If you work hard and are lucky, you can have a pretty good career with the first group of readers alone. You get reviewed, maybe win awards, and get nice panels at conventions. But to be a bestseller? You need that second group and that mysterious "something else." And no one will ever convince me it is only promotional effort by either the author or the publisher.

Yeah, it's luck and hard work. But
I think Jude is onto it when he says, "They breakout because they strike a nerve, and then word of mouth takes over." And I don't think you have to dumb-down your work to reach this nerve. There is something very elemental, very "heart-direct" about books that succeed at the high levels. (Until you become a machine at which time anything you publish sells).

The problem is, this kind of breakout success is becoming harder to achieve. The authors and books Jude cited:

Patterson's Along Came a Spider.
Tess Gerritsen's Harvest.
Harris's Silence of the Lambs.

These are all products of the Eighties or early Nineties. The market has changed in so many ways (ie. more mysteries now competing for shrinking shelf space and attention). I sometimes wonder if we in publishing aren't looking at the same phenomenon that is happening in the concert music business: Dominance of the name-brand mega-acts like the Rolling Stones and U2 while countless fresh new bands struggle to find stages, radio play and distribution in an increasingly fractured market. Sure they find success, they are downloaded onto IPods, but will they find audiences in big enough numbers to break Billboard's Top 5 or fill arenas?

Well, now that I have thoroughly depressed myself, I am going back to reading my galleys....

Stacey said...

Anybody ever use the American Booksellers Association's Advance Access Program?

Dee Savoy said...

As a former marketing major (let's not talk about how long ago) I have to agree with you Joe on many points, particularly on the identity and role of different types of consumers.
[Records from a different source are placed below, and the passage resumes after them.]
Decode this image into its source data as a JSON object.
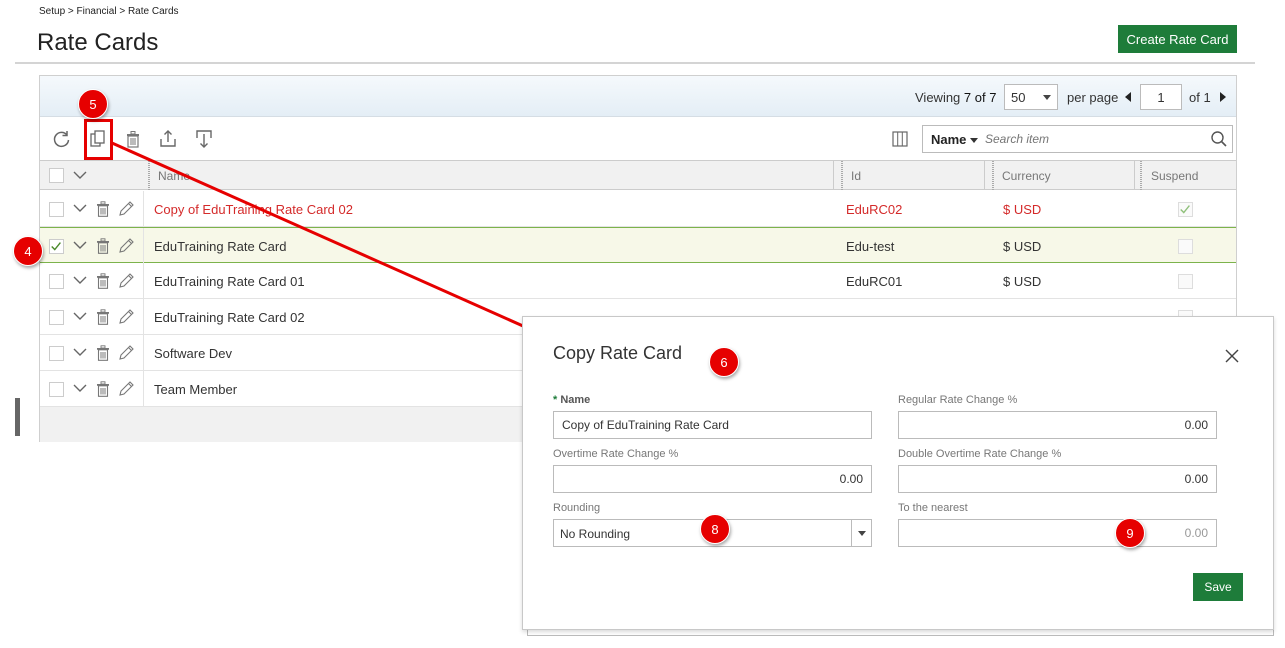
{
  "breadcrumb": "Setup > Financial > Rate Cards",
  "page_title": "Rate Cards",
  "create_button": "Create Rate Card",
  "pager": {
    "viewing_label": "Viewing",
    "viewing_count": "7 of 7",
    "per_page_value": "50",
    "per_page_label": "per page",
    "page_value": "1",
    "of_label": "of 1"
  },
  "toolbar": {
    "icons": [
      "refresh-icon",
      "copy-icon",
      "delete-icon",
      "export-icon",
      "import-icon",
      "columns-icon"
    ]
  },
  "search": {
    "field": "Name",
    "placeholder": "Search item"
  },
  "grid": {
    "columns": [
      "Name",
      "Id",
      "Currency",
      "Suspend"
    ],
    "rows": [
      {
        "name": "Copy of EduTraining Rate Card 02",
        "id": "EduRC02",
        "currency": "$ USD",
        "checked": false,
        "suspended": true,
        "style": "red"
      },
      {
        "name": "EduTraining Rate Card",
        "id": "Edu-test",
        "currency": "$ USD",
        "checked": true,
        "suspended": false,
        "style": "selected"
      },
      {
        "name": "EduTraining Rate Card 01",
        "id": "EduRC01",
        "currency": "$ USD",
        "checked": false,
        "suspended": false,
        "style": ""
      },
      {
        "name": "EduTraining Rate Card 02",
        "id": "",
        "currency": "",
        "checked": false,
        "suspended": false,
        "style": ""
      },
      {
        "name": "Software Dev",
        "id": "",
        "currency": "",
        "checked": false,
        "suspended": false,
        "style": ""
      },
      {
        "name": "Team Member",
        "id": "",
        "currency": "",
        "checked": false,
        "suspended": false,
        "style": ""
      }
    ]
  },
  "modal": {
    "title": "Copy Rate Card",
    "name_label": "Name",
    "name_required_mark": "*",
    "name_value": "Copy of EduTraining Rate Card",
    "regular_label": "Regular Rate Change %",
    "regular_value": "0.00",
    "overtime_label": "Overtime Rate Change %",
    "overtime_value": "0.00",
    "double_overtime_label": "Double Overtime Rate Change %",
    "double_overtime_value": "0.00",
    "rounding_label": "Rounding",
    "rounding_value": "No Rounding",
    "nearest_label": "To the nearest",
    "nearest_placeholder": "0.00",
    "save_label": "Save"
  },
  "markers": [
    "4",
    "5",
    "6",
    "8",
    "9"
  ],
  "colors": {
    "primary_green": "#1e7c3a",
    "marker_red": "#e60000",
    "new_row_red": "#d42a2a"
  }
}
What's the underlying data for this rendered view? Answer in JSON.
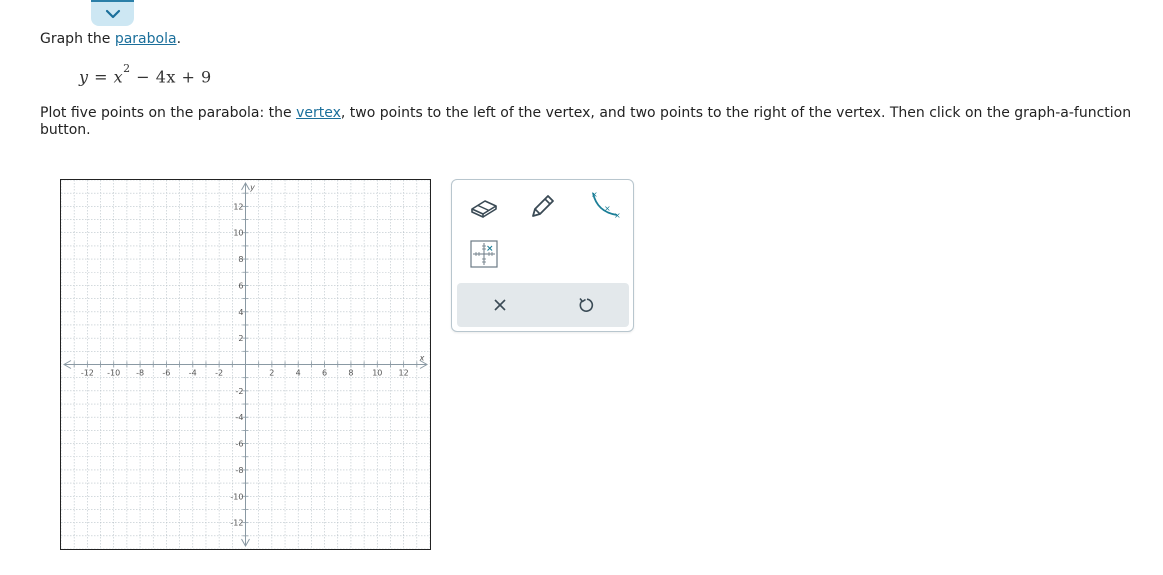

I'm waiting patiently to see what you come up with for the next part.

All the best,
Dee

Cornelia Read said...

Great post, Joe, and thank you. Looking forward to part deux....

Khylan Seriphyn said...

Hmmm. If book buying trends are set on an individual basis, that is a very hard trend to market.

In all honesty, I think most buyers fall into the 2nd and 4th tiers.

I know a few people who only brought the Alex Rider books because it was a movie first. Isn't that terrible?

Marti said...

Sorry for vanishing for a while - death and disease take their toll on blogging.

I ordered several copies of my novel to send out to friends. Would you like one?